Gold exports ($878 million) accounted for about 23 per cent of our total merchandise exports to the UK in 2014. Other significant exports included alcoholic beverages ($383 million), lead ($301 million) and manufactured articles (principally orthopaedic appliances) ($272 million). Significant imports from the UK included passenger motor vehicles ($1.01 billion), medicaments (including veterinary) ($639 million), and printed matter ($274 million).
The UK is the second largest source of total and direct foreign investment in Australia. As at the end of 2014, total UK foreign investment in Australia was valued at $484.16 billion. Direct UK foreign investment in Australia was valued at $87.37 billion.
As at the end of 2014, total Australian investment in the UK was $304.54 billion – making the UK Australia’s second most important foreign investment destination.
UK investment in Australia
British businesses have traditionally viewed Australia as an attractive base for regional operations and have invested in a wide range of industries, including the infrastructure, pharmaceuticals, energy and travel industries. Approximately a third of all regional headquarters operations in Australia are European, and of these almost half are British. Major UK investors in Australia include Shell, BP, British Aerospace, BT and Vodafone.
Australian investment in the UK
Approximately 1500 Australian companies are active in the UK, with a large number using the UK as a base for continental Europe. Key Australian investors in the UK include: Macquarie, National Australia Group (with Clydesdale Bank and Yorkshire Bank), AMCOR, Lend Lease, Mayne Nickless, Westpac, the Commonwealth Bank, ANZ, Cochlear, ResMed, CSL, Boral, and dual listed companies GKN Brambles, Rio Tinto, and BHP Billiton.
Australian goods and services exports to the UK have a broad base, covering a wide range of sectors. This base includes major firm activity (such as in financial services, with Australian banks having a longstanding presence in the market), through to small and medium enterprises. The results of Australia’s International Business Survey 2014 (AIBS 2014), which included data from more than 1600 Australian businesses, re-affirmed the importance of the UK market to Australian businesses. The survey found that Australian businesses considered the UK their fourth most important current and future market. The UK was rated the most important market for software and media, and the third most important market for elaborate manufactures, professional services, and wholesale trade. ABS data for 2013/14 for goods exporters also showed that the UK was the sixth most frequent export destination for Australian goods exporters, with 5153 individual firms exporting to the market in that year.

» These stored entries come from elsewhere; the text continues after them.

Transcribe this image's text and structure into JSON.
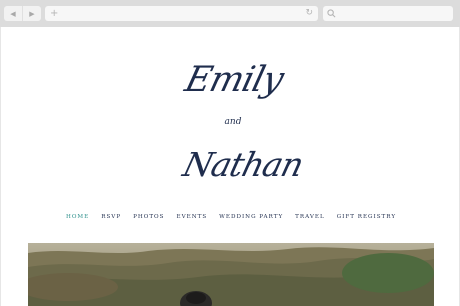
{
  "browser": {
    "back_icon": "◀",
    "forward_icon": "▶",
    "new_tab_icon": "+",
    "reload_icon": "↻"
  },
  "monogram": {
    "name_one": "Emily",
    "connector": "and",
    "name_two": "Nathan"
  },
  "nav": {
    "items": [
      {
        "label": "HOME",
        "active": true
      },
      {
        "label": "RSVP"
      },
      {
        "label": "PHOTOS"
      },
      {
        "label": "EVENTS"
      },
      {
        "label": "WEDDING PARTY"
      },
      {
        "label": "TRAVEL"
      },
      {
        "label": "GIFT REGISTRY"
      }
    ]
  },
  "colors": {
    "ink": "#1f2d4d",
    "accent": "#2a8e8a",
    "chrome": "#dcdcdc"
  }
}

While resources are our leading export, the wine industry is an increasingly significant sector in Australia’s trade with the UK. The UK is currently our second most valuable wine export destination. Australian wine is a market leader in the UK and has been for a decade. One in five imported bottles of wine consumed in the UK is Australian. Some other areas of recent export growth include beef, diamonds and precious metals and telecommunications equipment.

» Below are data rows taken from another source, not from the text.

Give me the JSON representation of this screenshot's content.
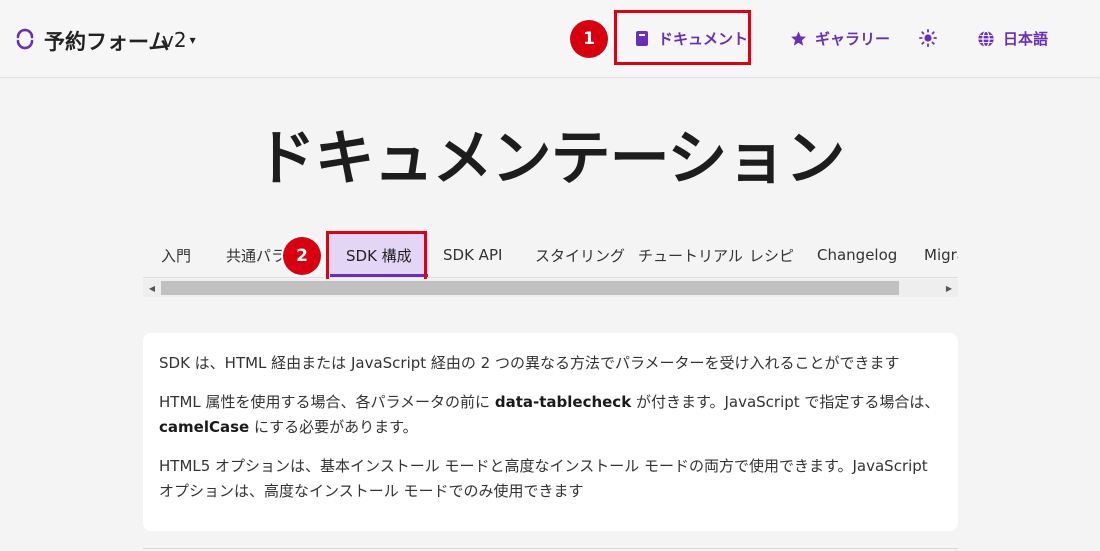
{
  "header": {
    "brand": "予約フォーム",
    "version": "v2",
    "nav": {
      "docs": "ドキュメント",
      "gallery": "ギャラリー",
      "language": "日本語"
    }
  },
  "annotations": {
    "badge1": "1",
    "badge2": "2"
  },
  "page": {
    "title": "ドキュメンテーション"
  },
  "tabs": [
    {
      "label": "入門"
    },
    {
      "label": "共通パラメ"
    },
    {
      "label": "SDK 構成"
    },
    {
      "label": "SDK API"
    },
    {
      "label": "スタイリング"
    },
    {
      "label": "チュートリアル"
    },
    {
      "label": "レシピ"
    },
    {
      "label": "Changelog"
    },
    {
      "label": "Migra"
    }
  ],
  "active_tab": "SDK 構成",
  "content": {
    "p1": "SDK は、HTML 経由または JavaScript 経由の 2 つの異なる方法でパラメーターを受け入れることができます",
    "p2_a": "HTML 属性を使用する場合、各パラメータの前に ",
    "p2_b": "data-tablecheck",
    "p2_c": " が付きます。JavaScript で指定する場合は、",
    "p2_d": "camelCase",
    "p2_e": " にする必要があります。",
    "p3": "HTML5 オプションは、基本インストール モードと高度なインストール モードの両方で使用できます。JavaScript オプションは、高度なインストール モードでのみ使用できます"
  },
  "colors": {
    "accent": "#6a2fb8",
    "active_tab_bg": "#e3d5f5",
    "highlight": "#e0000f"
  },
  "icons": {
    "logo": "loader-logo-icon",
    "docs": "book-icon",
    "gallery": "star-icon",
    "theme": "sun-icon",
    "language": "globe-icon",
    "version": "chevron-down-icon"
  }
}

The Australian Trade Commission (Austrade) is the Australian Government’s trade, investment and education promotion agency. Austrade assists Australian companies to grow their international business, attracts productive foreign direct investment into Australia and promotes Australia’s education sector internationally. In established markets, such as the UK, Austrade assists Australian exporters through referrals to specialist service providers and business advisors, for assistance on a commercial basis. There is a wide range of support available to Australian firms from specialist service providers in the UK. Austrade London can assist with details of service providers in areas such as business services, and market entry and strategy advice.